The relative distance calculation unit 21 individually calculates the relative distance to each radar apparatus based on the position information of the own radar apparatus 1-1 and the position information of each radar apparatus existing in the vicinity received above. Then, the reception timing control unit 23 and the target distance calculation unit 24 are notified of the obtained relative distances from all the other radar devices. The relative position means that the position of the own radar apparatus 1-1 is (X ₁ , Y ₁ , Z ₁ ), and the positions of other radar apparatuses existing in the vicinity are, for example, (X _n , Y _n , Z _n ) (where n is any one of 2 to N, and 2 to N correspond to the radar devices 1-2,..., 1-N, respectively), (X ₁ −X _n , Y ₁ −Y _n). , Z ₁ −Z _n ). That is, the relative distance l _n between the own radar apparatus 1-1 and each radar apparatus is ((X ₁ −X _n ) ² + (Y ₁ −Y _n ) ² + (Z ₁ −Z _n ) ² ) ¹ Can be shown as ^{/ 2} .

  The transmission timing control unit 22 arbitrarily sets the transmission start time and transmission interval of the pulse signal based on the time information obtained from the GPS receiver 14, and uses the set transmission start time and transmission interval as transmission timing information. The data is transmitted to all radar devices in the vicinity via the zenith satellite transceiver 15 and the quasi-zenith satellite 2. At the same time, the transmission timing information is notified to the reception timing control unit 23 and the target distance calculation unit 24. Thereby, the transmission timing information of the radar apparatus 1-1 can be shared among all the radar apparatuses. Thereafter, when the time information reaches the transmission start time, the transmission timing control unit 22 transmits a predetermined pulse signal at every transmission interval.

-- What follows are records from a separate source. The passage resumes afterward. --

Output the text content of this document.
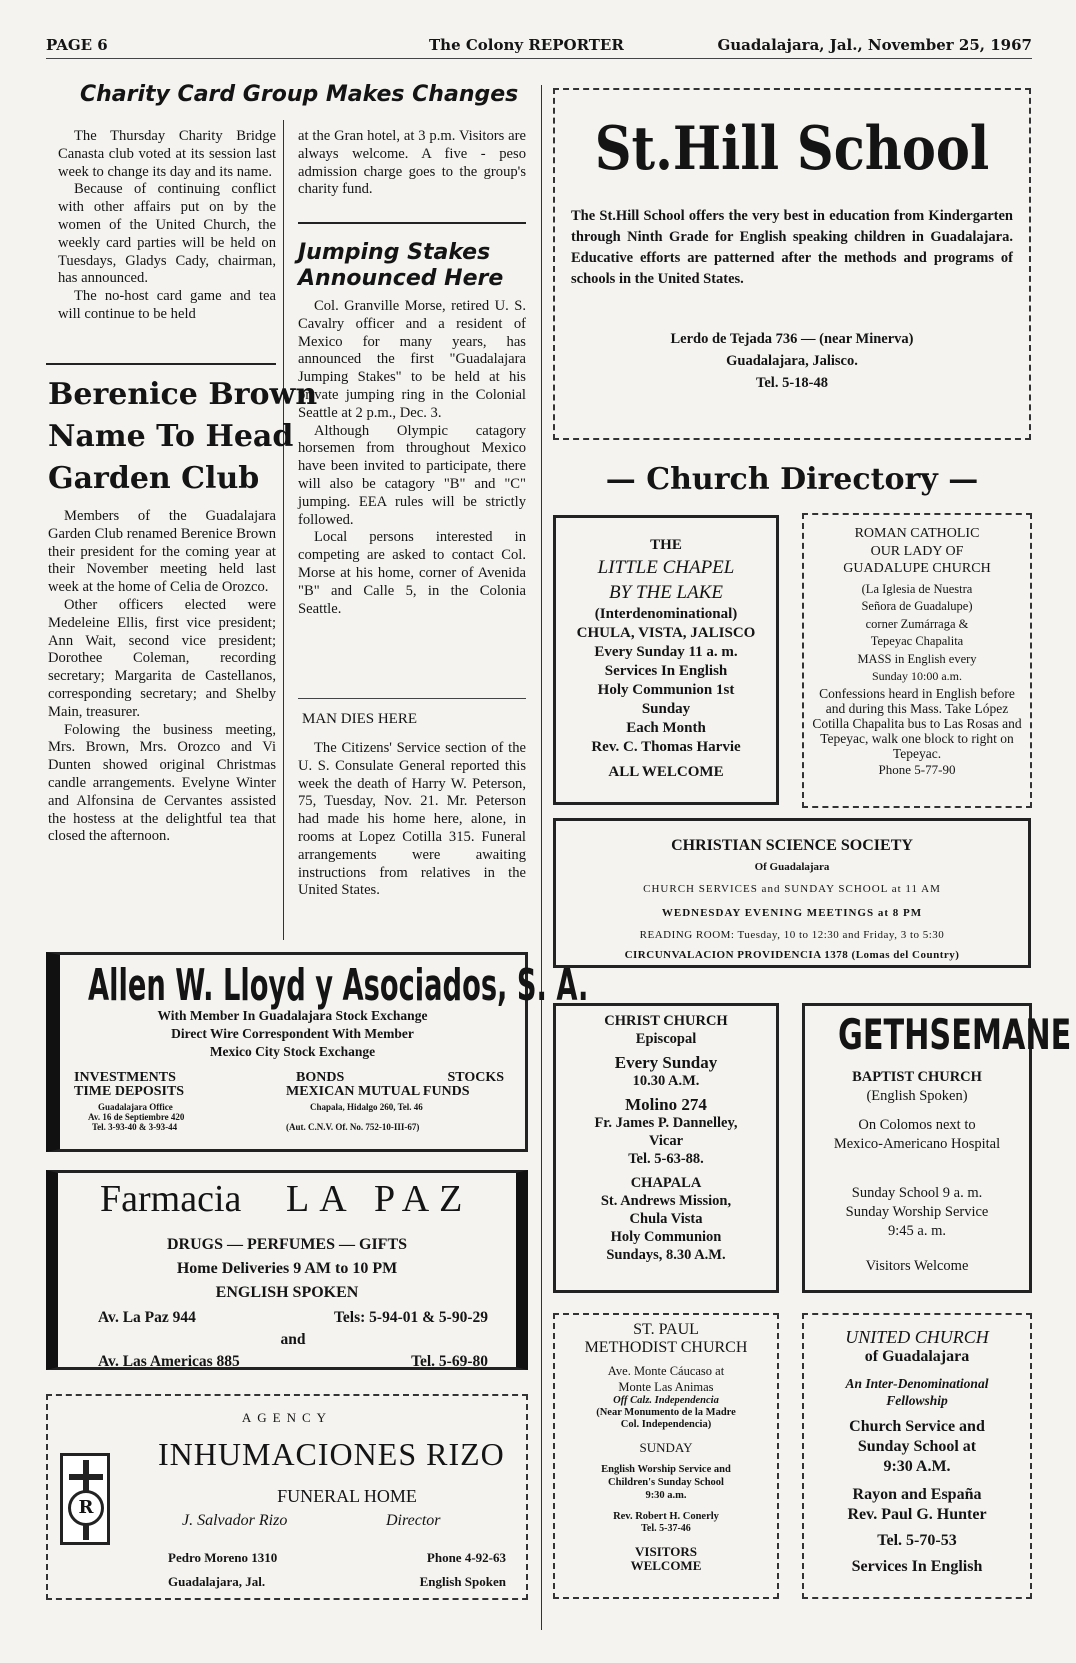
PAGE 6	The Colony REPORTER	Guadalajara, Jal., November 25, 1967
Charity Card Group Makes Changes

The Thursday Charity Bridge Canasta club voted at its session last week to change its day and its name.

Because of continuing conflict with other affairs put on by the women of the United Church, the weekly card parties will be held on Tuesdays, Gladys Cady, chairman, has announced.

The no-host card game and tea will continue to be held

at the Gran hotel, at 3 p.m. Visitors are always welcome. A five - peso admission charge goes to the group's charity fund.

Berenice Brown
Name To Head
Garden Club

Members of the Guadalajara Garden Club renamed Berenice Brown their president for the coming year at their November meeting held last week at the home of Celia de Orozco.

Other officers elected were Medeleine Ellis, first vice president; Ann Wait, second vice president; Dorothee Coleman, recording secretary; Margarita de Castellanos, corresponding secretary; and Shelby Main, treasurer.

Folowing the business meeting, Mrs. Brown, Mrs. Orozco and Vi Dunten showed original Christmas candle arrangements. Evelyne Winter and Alfonsina de Cervantes assisted the hostess at the delightful tea that closed the afternoon.

Jumping Stakes
Announced Here

Col. Granville Morse, retired U. S. Cavalry officer and a resident of Mexico for many years, has announced the first "Guadalajara Jumping Stakes" to be held at his private jumping ring in the Colonial Seattle at 2 p.m., Dec. 3.

Although Olympic catagory horsemen from throughout Mexico have been invited to participate, there will also be catagory "B" and "C" jumping. EEA rules will be strictly followed.

Local persons interested in competing are asked to contact Col. Morse at his home, corner of Avenida "B" and Calle 5, in the Colonia Seattle.

MAN DIES HERE

The Citizens' Service section of the U. S. Consulate General reported this week the death of Harry W. Peterson, 75, Tuesday, Nov. 21. Mr. Peterson had made his home here, alone, in rooms at Lopez Cotilla 315. Funeral arrangements were awaiting instructions from relatives in the United States.

St.Hill School
The St.Hill School offers the very best in education from Kindergarten through Ninth Grade for English speaking children in Guadalajara. Educative efforts are patterned after the methods and programs of schools in the United States.
Lerdo de Tejada 736 — (near Minerva)
Guadalajara, Jalisco.
Tel. 5-18-48
— Church Directory —
THE
LITTLE CHAPEL
BY THE LAKE
(Interdenominational)
CHULA, VISTA, JALISCO
Every Sunday 11 a. m.
Services In English
Holy Communion 1st
Sunday
Each Month
Rev. C. Thomas Harvie
ALL WELCOME
ROMAN CATHOLIC
OUR LADY OF
GUADALUPE CHURCH
(La Iglesia de Nuestra
Señora de Guadalupe)
corner Zumárraga &
Tepeyac Chapalita
MASS in English every
Sunday 10:00 a.m.
Confessions heard in English before and during this Mass. Take López Cotilla Chapalita bus to Las Rosas and Tepeyac, walk one block to right on Tepeyac.
Phone 5-77-90
CHRISTIAN SCIENCE SOCIETY
Of Guadalajara
CHURCH SERVICES and SUNDAY SCHOOL at 11 AM
WEDNESDAY EVENING MEETINGS at 8 PM
READING ROOM: Tuesday, 10 to 12:30 and Friday, 3 to 5:30
CIRCUNVALACION PROVIDENCIA 1378 (Lomas del Country)
CHRIST CHURCH
Episcopal
Every Sunday
10.30 A.M.
Molino 274
Fr. James P. Dannelley,
Vicar
Tel. 5-63-88.
CHAPALA
St. Andrews Mission,
Chula Vista
Holy Communion
Sundays, 8.30 A.M.
GETHSEMANE
BAPTIST CHURCH
(English Spoken)
On Colomos next to
Mexico-Americano Hospital
Sunday School 9 a. m.
Sunday Worship Service
9:45 a. m.
Visitors Welcome
ST. PAUL
METHODIST CHURCH
Ave. Monte Cáucaso at
Monte Las Animas
Off Calz. Independencia
(Near Monumento de la Madre
Col. Independencia)
SUNDAY
English Worship Service and
Children's Sunday School
9:30 a.m.
Rev. Robert H. Conerly
Tel. 5-37-46
VISITORS
WELCOME
UNITED CHURCH
of Guadalajara
An Inter-Denominational
Fellowship
Church Service and
Sunday School at
9:30 A.M.
Rayon and España
Rev. Paul G. Hunter
Tel. 5-70-53
Services In English
Allen W. Lloyd y Asociados, S. A.
With Member In Guadalajara Stock Exchange
Direct Wire Correspondent With Member
Mexico City Stock Exchange
INVESTMENTS
TIME DEPOSITS
Guadalajara Office
Av. 16 de Septiembre 420
Tel. 3-93-40 & 3-93-44
BONDS	STOCKS
MEXICAN MUTUAL FUNDS
Chapala, Hidalgo 260, Tel. 46
(Aut. C.N.V. Of. No. 752-10-III-67)
Farmacia LA PAZ
DRUGS — PERFUMES — GIFTS
Home Deliveries 9 AM to 10 PM
ENGLISH SPOKEN
Av. La Paz 944	Tels: 5-94-01 & 5-90-29
and
Av. Las Americas 885	Tel. 5-69-80
AGENCY
INHUMACIONES RIZO
FUNERAL HOME
J. Salvador Rizo	Director
Pedro Moreno 1310	Phone 4-92-63
Guadalajara, Jal.	English Spoken
R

  In the reception timing control unit 23, based on the time information obtained from the GPS receiver 14 and the transmission timing information notified from the transmission timing control unit 22, the transmission start time and transmission interval of the pulse signal of the own radar apparatus 1-1. Every time, a reception gate control signal for setting the reception gate 16 to “transmission (OFF)” is generated, and control is performed so that the reception signal between them is not passed (blank operation).

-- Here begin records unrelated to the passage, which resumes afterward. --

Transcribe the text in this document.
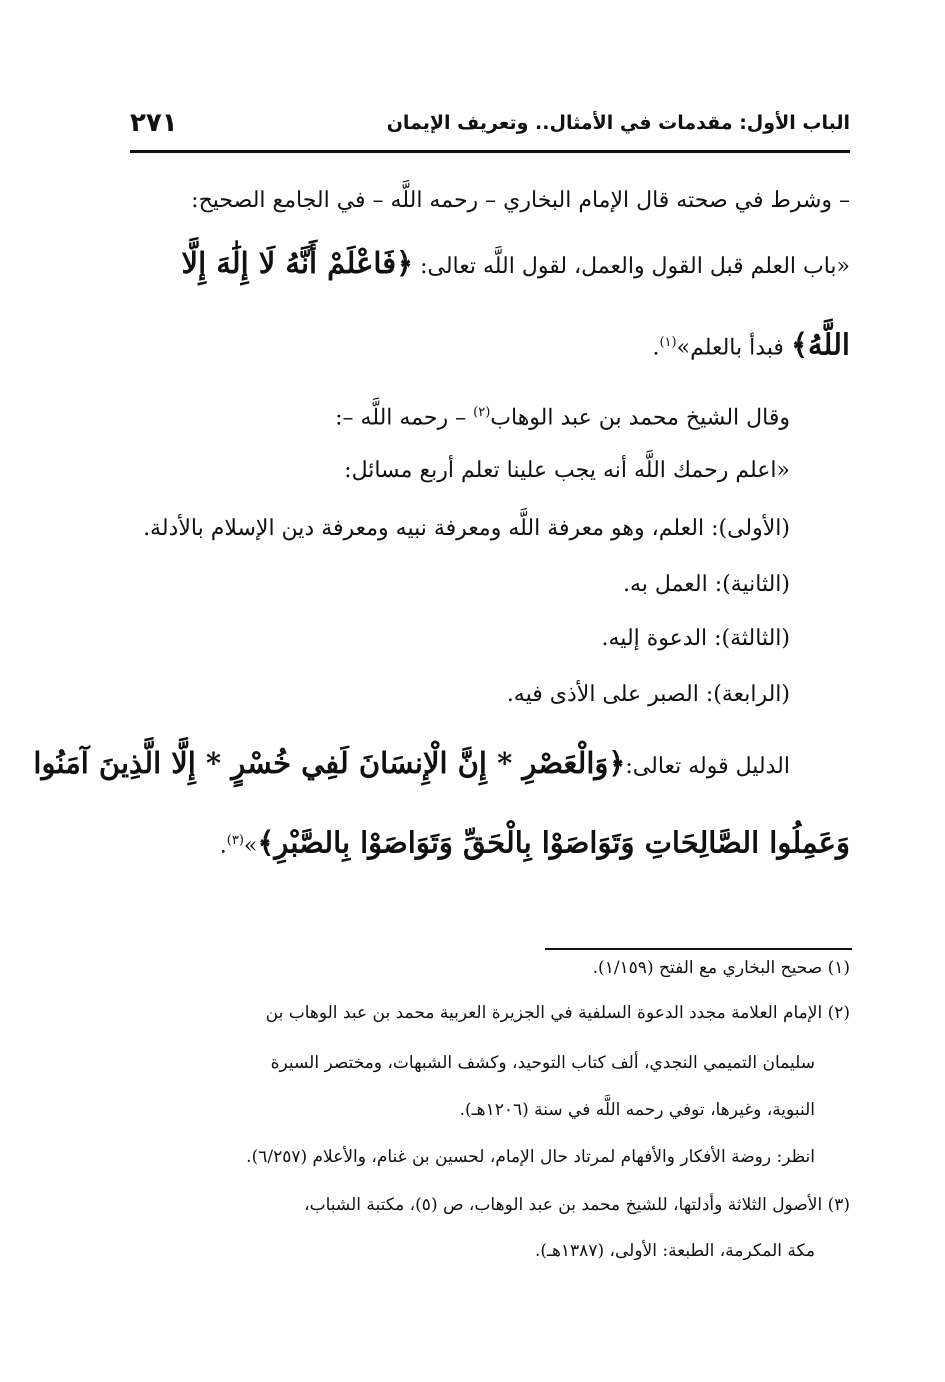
الباب الأول: مقدمات في الأمثال.. وتعريف الإيمان
٢٧١
– وشرط في صحته قال الإمام البخاري – رحمه اللَّه – في الجامع الصحيح:
«باب العلم قبل القول والعمل، لقول اللَّه تعالى: ﴿فَاعْلَمْ أَنَّهُ لَا إِلَٰهَ إِلَّا
اللَّهُ﴾ فبدأ بالعلم»$^{(١)}$.
وقال الشيخ محمد بن عبد الوهاب$^{(٢)}$ – رحمه اللَّه –:
«اعلم رحمك اللَّه أنه يجب علينا تعلم أربع مسائل:
(الأولى): العلم، وهو معرفة اللَّه ومعرفة نبيه ومعرفة دين الإسلام بالأدلة.
(الثانية): العمل به.
(الثالثة): الدعوة إليه.
(الرابعة): الصبر على الأذى فيه.
الدليل قوله تعالى:﴿وَالْعَصْرِ * إِنَّ الْإِنسَانَ لَفِي خُسْرٍ * إِلَّا الَّذِينَ آمَنُوا
وَعَمِلُوا الصَّالِحَاتِ وَتَوَاصَوْا بِالْحَقِّ وَتَوَاصَوْا بِالصَّبْرِ﴾»$^{(٣)}$.
(١) صحيح البخاري مع الفتح (١/١٥٩).
(٢) الإمام العلامة مجدد الدعوة السلفية في الجزيرة العربية محمد بن عبد الوهاب بن
سليمان التميمي النجدي، ألف كتاب التوحيد، وكشف الشبهات، ومختصر السيرة
النبوية، وغيرها، توفي رحمه اللَّه في سنة (١٢٠٦هـ).
انظر: روضة الأفكار والأفهام لمرتاد حال الإمام، لحسين بن غنام، والأعلام (٦/٢٥٧).
(٣) الأصول الثلاثة وأدلتها، للشيخ محمد بن عبد الوهاب، ص (٥)، مكتبة الشباب،
مكة المكرمة، الطبعة: الأولى، (١٣٨٧هـ).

The reception timing control unit 23 also transmits transmission timing information (transmission start time, transmission interval) and relative processing calculation unit 21 notified from all other radar devices via the quasi-zenith satellite 2 and the quasi-zenith satellite transceiver 15. To calculate the reception time of the pulse signal output from all the other radar devices based on the relative distances from all the other radar devices notified from, and to set the reception gate to “OFF” at the reception time The reception gate control signal is generated, and control is performed so as not to pass the reception signal between them (blank operation). For example, the radar device 1-n transmits a pulse signal, the reception time of the pulse signal is t _R , the transmission time of the radar device 1-n is t _T , and the relative distance from the radar device 1-n is l. When the speed of light is c, the reception time can be obtained by calculating “t _R = t _T + (l ÷ c)”. The transmission time t _T refers to the transmission start time t _T1 and the times t _T2 , t _T3 , t _T4,. However, a reception gate control signal for setting the reception gate to “reception (ON: reception signal passing)” is generated except during the blank operation time period.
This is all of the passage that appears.